Planned enhancements for future releases:

  • [ ] Synchronous TurboModule annotation — Mark native methods as RCTSync to skip the async bridge queue entirely, enabling true zero-latency dispatch
  • [ ] Calibration screen — Interactive example screen where contributors can tune vibration timings on new devices and PR their findings
  • [ ] Pattern playground — Sliders for intensity, sharpness, and duration with live preview and "Copy DSL" export
  • [ ] Haptic debug monitor — Optional on-screen overlay logging triggered haptic events (type, timings) for remote testing without vibration
  • [ ] Reanimated worklet support — JSI function to call haptics directly from UI thread worklets without runOnJS

PRs welcome! See CONTRIBUTING.md for the development workflow.

Troubleshooting

Core Haptics and the Taptic Engine are not available in the iOS Simulator. Test on a physical device.

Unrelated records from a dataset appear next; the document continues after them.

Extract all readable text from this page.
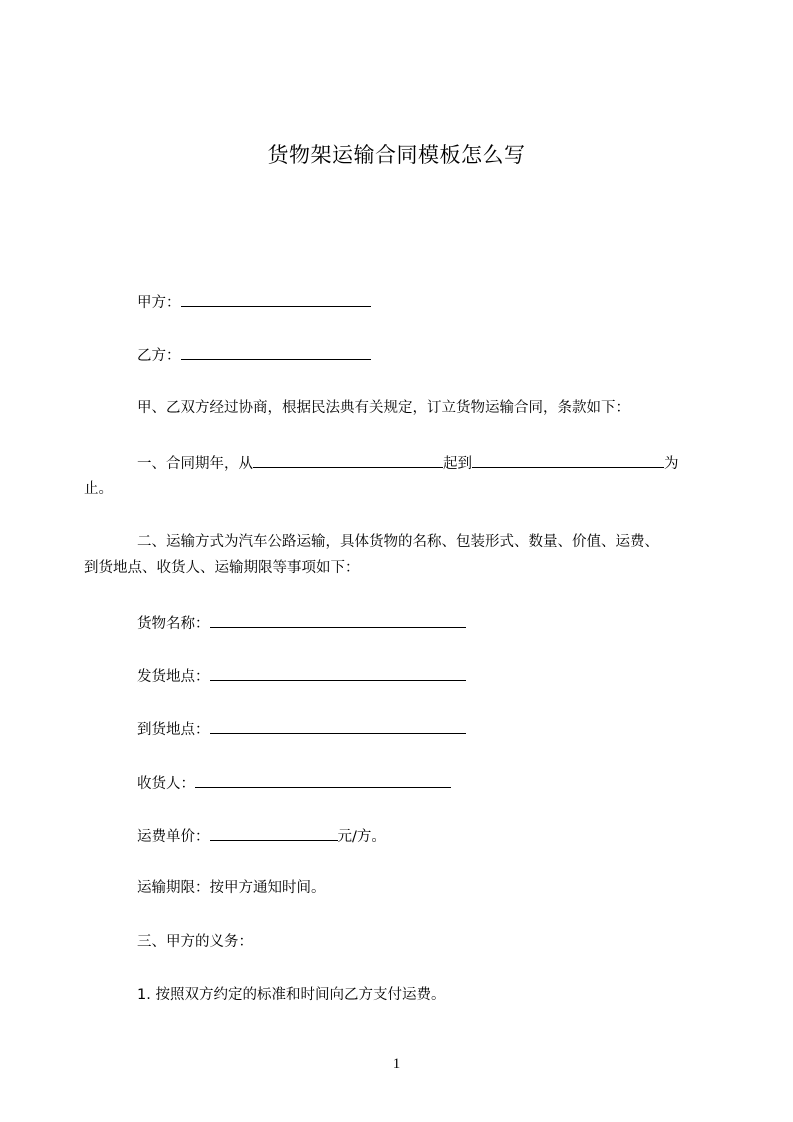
货物架运输合同模板怎么写
甲方：
乙方：
甲、乙双方经过协商，根据民法典有关规定，订立货物运输合同，条款如下：
一、合同期年，从	起到	为
止。
二、运输方式为汽车公路运输，具体货物的名称、包装形式、数量、价值、运费、
到货地点、收货人、运输期限等事项如下：
货物名称：
发货地点：
到货地点：
收货人：
运费单价：	元/方。
运输期限：按甲方通知时间。
三、甲方的义务：
1. 按照双方约定的标准和时间向乙方支付运费。
1
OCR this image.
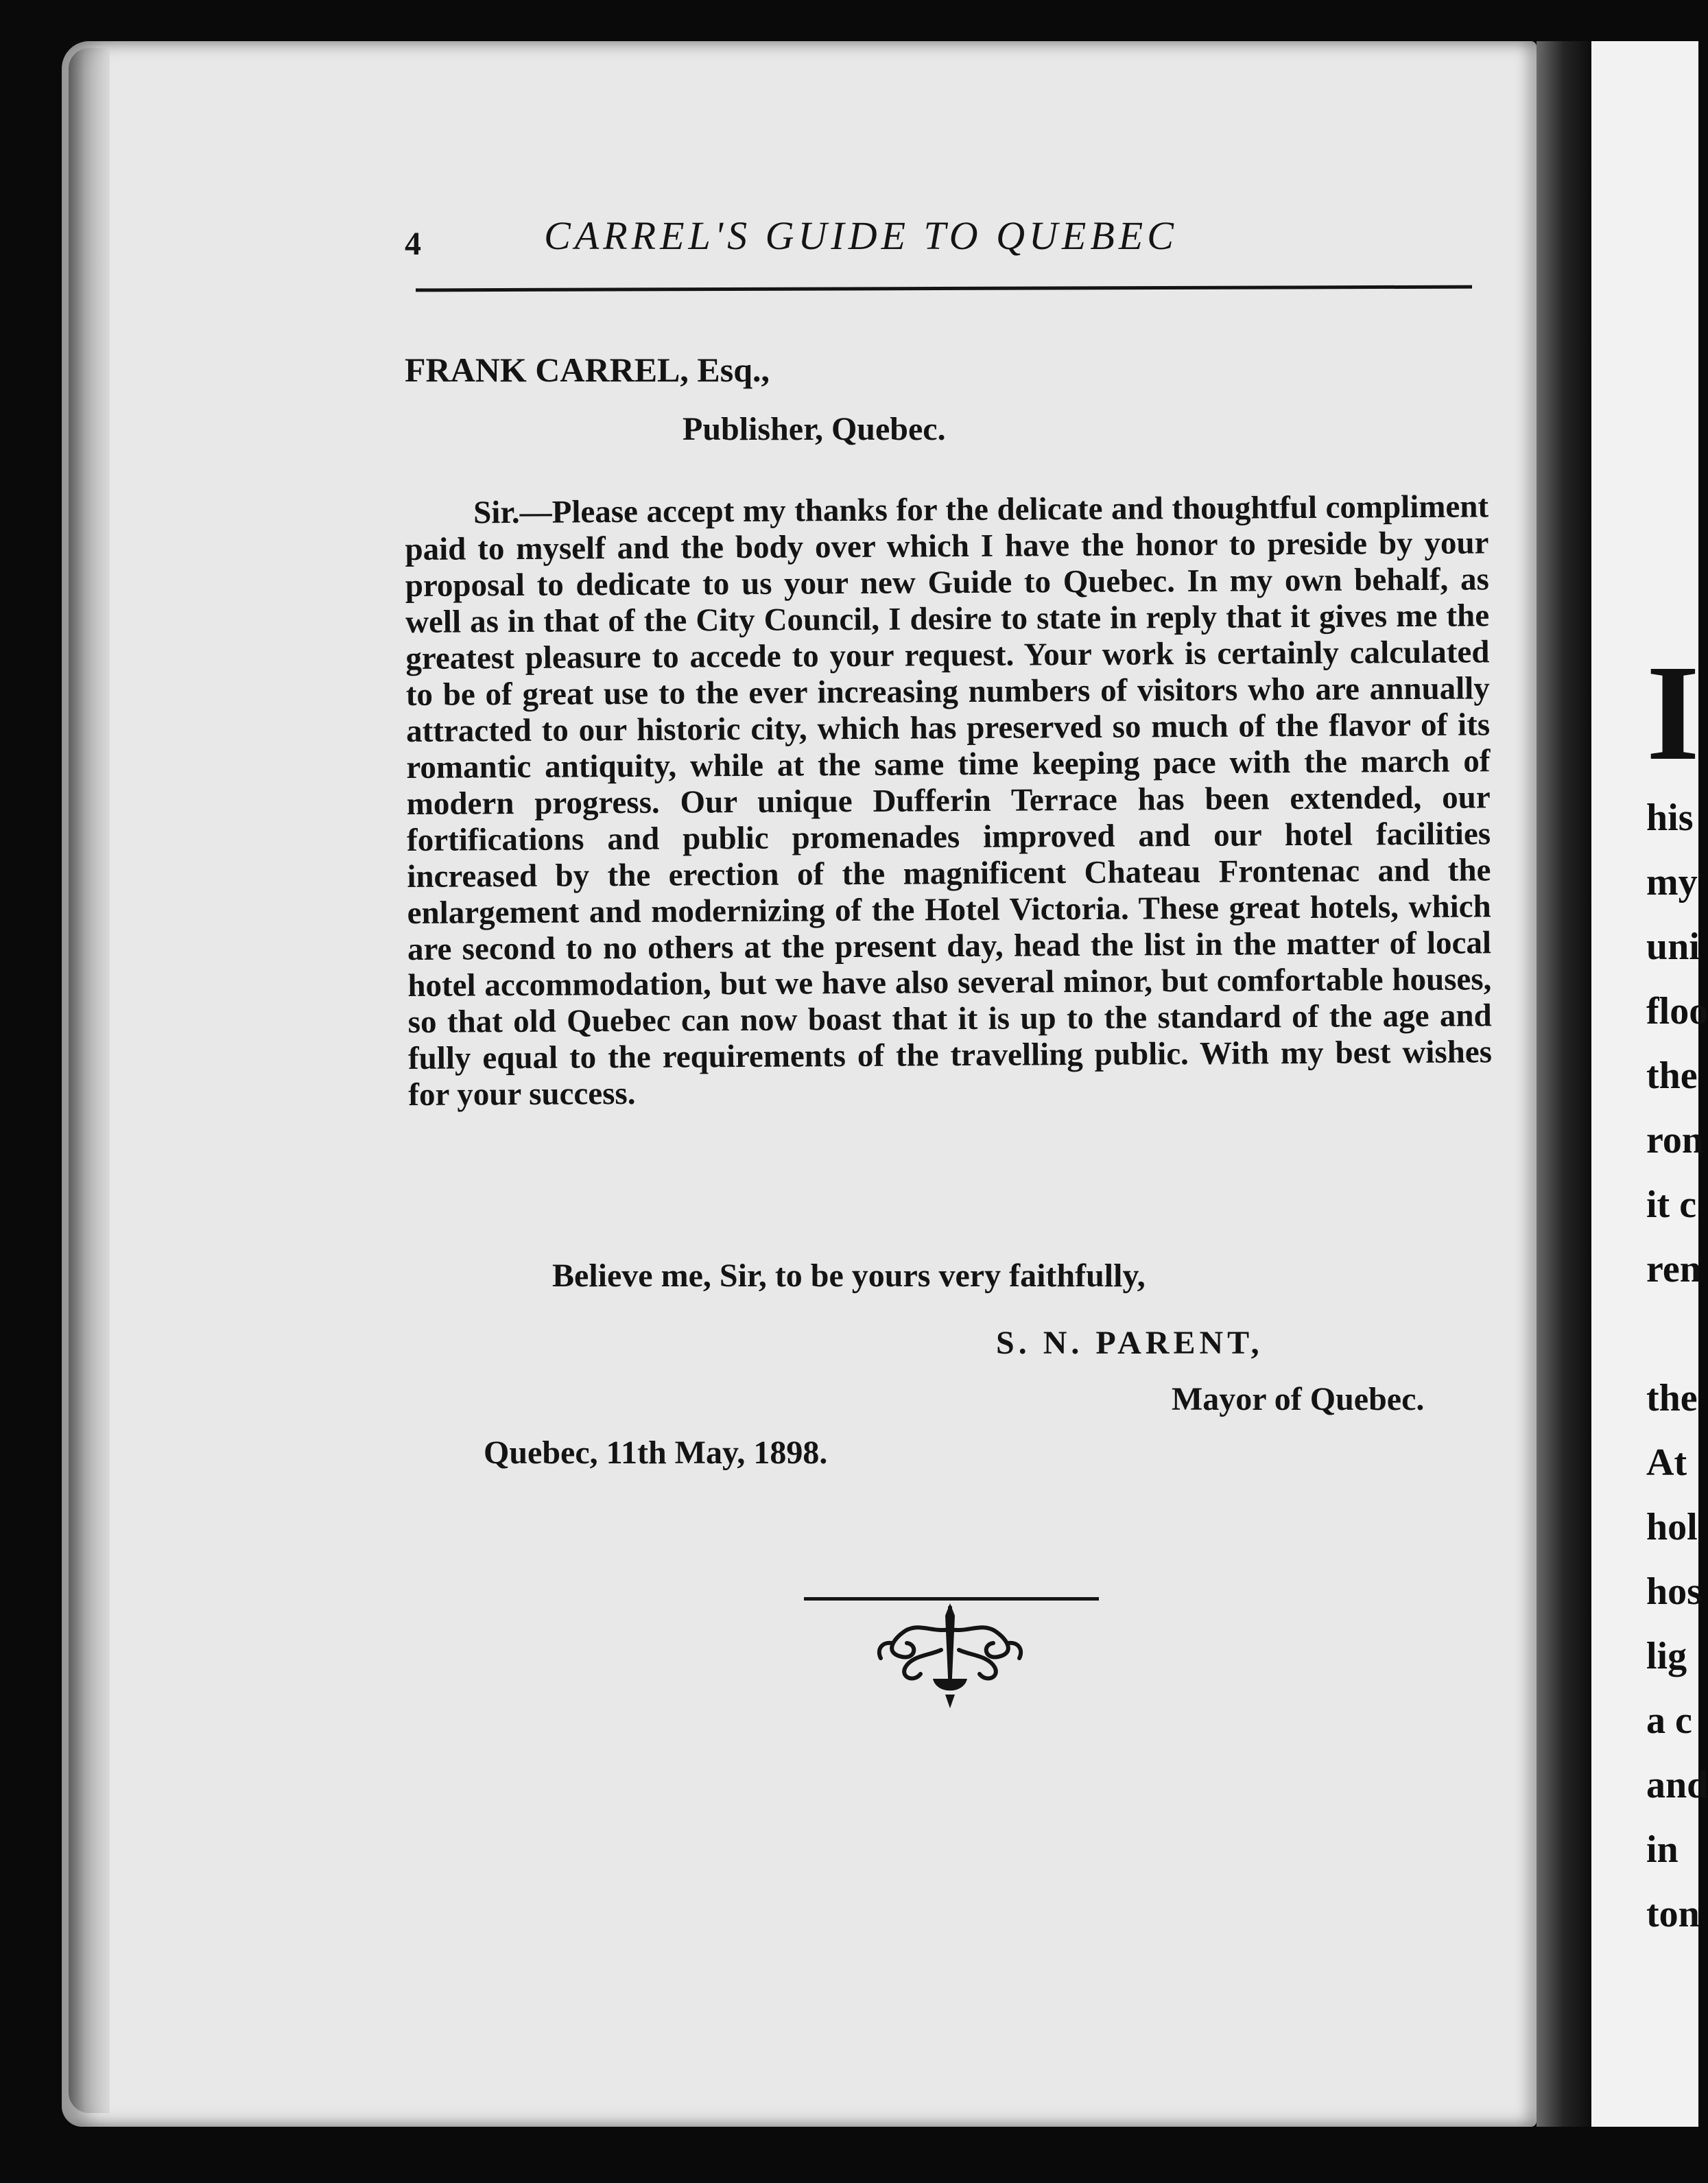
I
his
my
uni
floo
the
ron
it c
ren
the
At
hol
hos
lig
a c
and
in
ton
4	CARREL'S GUIDE TO QUEBEC
FRANK CARREL, Esq.,
Publisher, Quebec.

Sir.—Please accept my thanks for the delicate and thoughtful compliment paid to myself and the body over which I have the honor to preside by your proposal to dedicate to us your new Guide to Quebec. In my own behalf, as well as in that of the City Council, I desire to state in reply that it gives me the greatest pleasure to accede to your request. Your work is certainly calculated to be of great use to the ever increasing numbers of visitors who are annually attracted to our historic city, which has preserved so much of the flavor of its romantic antiquity, while at the same time keeping pace with the march of modern progress. Our unique Dufferin Terrace has been extended, our fortifications and public promenades improved and our hotel facilities increased by the erection of the magnificent Chateau Frontenac and the enlargement and modernizing of the Hotel Victoria. These great hotels, which are second to no others at the present day, head the list in the matter of local hotel accommodation, but we have also several minor, but comfortable houses, so that old Quebec can now boast that it is up to the standard of the age and fully equal to the requirements of the travelling public. With my best wishes for your success.

Believe me, Sir, to be yours very faithfully,
S. N. PARENT,
Mayor of Quebec.
Quebec, 11th May, 1898.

  1. Ensure the VIBRATE permission is declared in AndroidManifest.xml (the library auto-declares it, but check your merged manifest)
  2. Check that your device's vibration is enabled in system settings
  3. On Android 12+, vibration intensity can be lowered globally — check Settings → Sound & Vibration

This is normal on older devices: iPhones before the 6s and certain iPad models lack a Taptic Engine. The library gracefully no-ops — your app won't crash, but no feedback will play.

Contributing

See CONTRIBUTING.md for the development workflow.